This was my first visit to a town which, in common with all British seaside resorts, is now past its best, although there's evidence of former glories in some of the buildings, not least the two piers, the now-closed Winter Gardens and, still very much in business, the Hippodrome, a spectacular and unlikely survivor.
I'll get on to the production in a moment, but first more about the amazing venue, engagingly billed as EAST ANGLIA'S MINI ALBERT HALL. Set in a quiet back street near the esplanade dates back to 1903 and is attractively shabby, or perhaps I should say thoughtfully unrestored - a unique, purpose-built permanent circus venue and a real gem. The audience sits in the round on steep bleachers, with superb uninterrupted views of the circular performance area. This space can be flooded within moments by 100,000 gallons of warm water, creating a deep lagoon, with rainfall effects when required. It's all done with hydraulics, I suppose - an unforgettable moment.
For The Tempest this pool was traversed by a catwalk (like a London Underground roundel, flattened), and at one side a diving board structure became by turns an eyrie, the entrance to Prospero's cell and a cascading waterfall. The designer Laura Hopkins produced some marvellous set pieces on what I imagine was a very tight budget (Festival funding was reportedly cut by 90% this year). The pool was surrounded by a slightly inclined wooden circle (shades of The Globe), a flexible and democratic space that preserved a whiff of the circus ring. The performers included a strong man and a very brave aerialist who soared above us as other performers plunged and swam and frolicked and floundered beneath.
|The set under construction|
I was expecting something more populist - Miranda in a Kiss-me-Quick hat, perhaps, or fish 'n' chips at the feast - and I was agreeably disappointed to see a very modern production that (for paid little respect to the venue's crowd-pleasing heritage. If not radically experimental (and the text was largely intact) there were some striking uses of amplified and distorted voices, a spirit chorus in black catsuits (reminiscent of Feuillade's Les Vampires), a wonderful floating banquet and inventive use of the various internal features of the Hippodrome (balconies and boxes and steep aisles).

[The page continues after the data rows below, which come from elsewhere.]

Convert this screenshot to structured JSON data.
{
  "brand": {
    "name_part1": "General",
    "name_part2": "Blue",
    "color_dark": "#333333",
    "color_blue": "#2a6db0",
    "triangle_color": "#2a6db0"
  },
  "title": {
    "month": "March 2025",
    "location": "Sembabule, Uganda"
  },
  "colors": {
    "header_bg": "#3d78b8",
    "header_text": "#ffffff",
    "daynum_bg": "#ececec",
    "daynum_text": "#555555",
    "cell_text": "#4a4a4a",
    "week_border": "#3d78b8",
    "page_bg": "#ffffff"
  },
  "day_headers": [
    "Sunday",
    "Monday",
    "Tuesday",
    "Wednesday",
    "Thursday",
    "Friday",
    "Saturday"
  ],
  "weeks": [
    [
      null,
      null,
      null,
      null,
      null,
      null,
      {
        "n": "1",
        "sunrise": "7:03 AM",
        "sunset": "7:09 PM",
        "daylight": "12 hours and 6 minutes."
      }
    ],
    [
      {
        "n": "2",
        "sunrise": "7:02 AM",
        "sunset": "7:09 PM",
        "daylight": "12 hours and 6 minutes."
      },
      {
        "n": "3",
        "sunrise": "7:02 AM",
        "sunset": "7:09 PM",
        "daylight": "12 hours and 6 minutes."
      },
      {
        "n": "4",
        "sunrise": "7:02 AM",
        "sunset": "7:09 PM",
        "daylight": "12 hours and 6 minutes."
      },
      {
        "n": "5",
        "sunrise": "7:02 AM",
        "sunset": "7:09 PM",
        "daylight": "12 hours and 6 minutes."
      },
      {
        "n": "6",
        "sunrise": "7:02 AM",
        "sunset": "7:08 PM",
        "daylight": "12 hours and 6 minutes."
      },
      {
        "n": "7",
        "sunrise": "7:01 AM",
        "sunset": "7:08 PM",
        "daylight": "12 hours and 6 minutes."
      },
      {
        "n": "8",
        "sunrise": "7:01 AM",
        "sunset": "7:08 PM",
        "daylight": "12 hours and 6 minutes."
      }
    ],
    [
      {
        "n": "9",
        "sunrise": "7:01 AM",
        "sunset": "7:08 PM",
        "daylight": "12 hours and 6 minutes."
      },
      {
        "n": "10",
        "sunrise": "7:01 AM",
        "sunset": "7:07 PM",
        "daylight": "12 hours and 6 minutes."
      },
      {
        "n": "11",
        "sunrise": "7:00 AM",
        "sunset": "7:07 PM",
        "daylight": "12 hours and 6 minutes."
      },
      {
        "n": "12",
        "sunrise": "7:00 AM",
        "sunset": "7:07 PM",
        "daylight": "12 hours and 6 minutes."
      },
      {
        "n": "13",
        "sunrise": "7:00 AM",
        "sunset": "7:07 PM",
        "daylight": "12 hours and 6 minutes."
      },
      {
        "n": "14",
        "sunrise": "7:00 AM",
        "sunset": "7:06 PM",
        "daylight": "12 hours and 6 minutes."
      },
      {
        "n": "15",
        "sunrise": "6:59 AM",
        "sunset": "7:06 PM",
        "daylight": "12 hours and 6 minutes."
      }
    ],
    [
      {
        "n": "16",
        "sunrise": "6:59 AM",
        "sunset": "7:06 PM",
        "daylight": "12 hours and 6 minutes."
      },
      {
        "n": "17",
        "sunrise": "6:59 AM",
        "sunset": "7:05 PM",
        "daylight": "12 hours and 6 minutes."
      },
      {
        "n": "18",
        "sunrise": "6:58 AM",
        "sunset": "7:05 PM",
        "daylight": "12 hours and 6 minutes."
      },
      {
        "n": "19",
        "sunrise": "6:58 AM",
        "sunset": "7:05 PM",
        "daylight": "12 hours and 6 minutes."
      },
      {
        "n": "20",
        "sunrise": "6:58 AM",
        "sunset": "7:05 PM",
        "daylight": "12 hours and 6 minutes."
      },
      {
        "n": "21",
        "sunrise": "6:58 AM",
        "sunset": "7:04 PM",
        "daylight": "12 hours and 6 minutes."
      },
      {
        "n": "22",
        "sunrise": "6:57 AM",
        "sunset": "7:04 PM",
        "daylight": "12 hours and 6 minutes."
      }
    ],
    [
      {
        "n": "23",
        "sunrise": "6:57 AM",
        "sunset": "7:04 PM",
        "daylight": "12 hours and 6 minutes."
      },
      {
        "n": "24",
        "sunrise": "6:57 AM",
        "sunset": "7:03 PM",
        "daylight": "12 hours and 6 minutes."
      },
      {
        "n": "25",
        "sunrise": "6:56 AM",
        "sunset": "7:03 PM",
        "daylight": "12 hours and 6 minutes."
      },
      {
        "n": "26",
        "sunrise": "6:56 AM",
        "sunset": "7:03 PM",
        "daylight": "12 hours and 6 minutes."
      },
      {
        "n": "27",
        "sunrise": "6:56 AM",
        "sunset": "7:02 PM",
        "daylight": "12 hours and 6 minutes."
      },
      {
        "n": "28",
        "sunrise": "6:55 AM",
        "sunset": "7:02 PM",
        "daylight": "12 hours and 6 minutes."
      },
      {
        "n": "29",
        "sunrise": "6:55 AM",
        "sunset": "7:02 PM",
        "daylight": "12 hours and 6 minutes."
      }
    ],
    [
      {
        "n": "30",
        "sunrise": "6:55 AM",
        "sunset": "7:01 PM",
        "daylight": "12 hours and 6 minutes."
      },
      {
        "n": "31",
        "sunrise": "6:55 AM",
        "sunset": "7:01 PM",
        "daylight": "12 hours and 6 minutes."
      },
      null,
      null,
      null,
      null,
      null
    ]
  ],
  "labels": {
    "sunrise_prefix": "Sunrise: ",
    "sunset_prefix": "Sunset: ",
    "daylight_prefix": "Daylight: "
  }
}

It was absorbing, original and great fun. My son loved it (his first experience of the play beyond the text). Tony Guilfoyle spoke Propsero's lines beautifully and sprinted impressively around the great circle; Jane Leaney was an athletic Ariel and Pia Laborde Noguez a feisty if at times inaudible Miranda. Only once in the lucid production was I baffled - when Miranda and Ferdinand are (in the original) are traditionally revealed to be playing chess what we got instead was a parade of the spirit chorus bearing elements of a gigantic nursery mobile, assembled centre stage while Ariel, dressed as a bee, buzzed her lines energetically as the lovers gazed on. It only struck me much later that this was a reference to the birds and the bees, and an induction to the world of carnal love and parenthood. This was certainly an idea but not a good idea, in the sense that it was unclear and out of keeping with the rest of the production. Audiences need direction too . . .
|The audience awaits|
After the show we marvelled at a vast collection of old props and posters and theatrical memorabilia crammed into a series of rooms backstage - a fascinating horde of covetable stuff from the Hippodrome's heyday. I took many photographs on my iPad and will post them if I can figure out how. You can read more about the building's history here.
I chatted for a while afterwards with the Hippodrome's owner Peter Jay. He took over the venue in 1979 and has been running it successfully with his family ever since. Peter struck me as a born entrepreneur, a natural showman and (in the best sense) as much a hoarder as a collector - nothing is thrown out, from a pair of outsize clown shoes to a lionskin costume; plastic floating swans and a selection of vintage microphones and sound equipment; fruit machines, masks, hats, signage and light fittings - at the heart of it all a magnificent antique Ruston diesel generator that used to power the electrical lighting. I loved the place - like the palazzo of a Florentine madman! Peter is no madman, but has an enthusiast's passion for show business
I plan to go back there later in the year to see the Hippodrome's annual summer show, and to marvel at another of Peter's collections in a building he owns nearby - dedicated to the cinema. I can't imagine what's in store.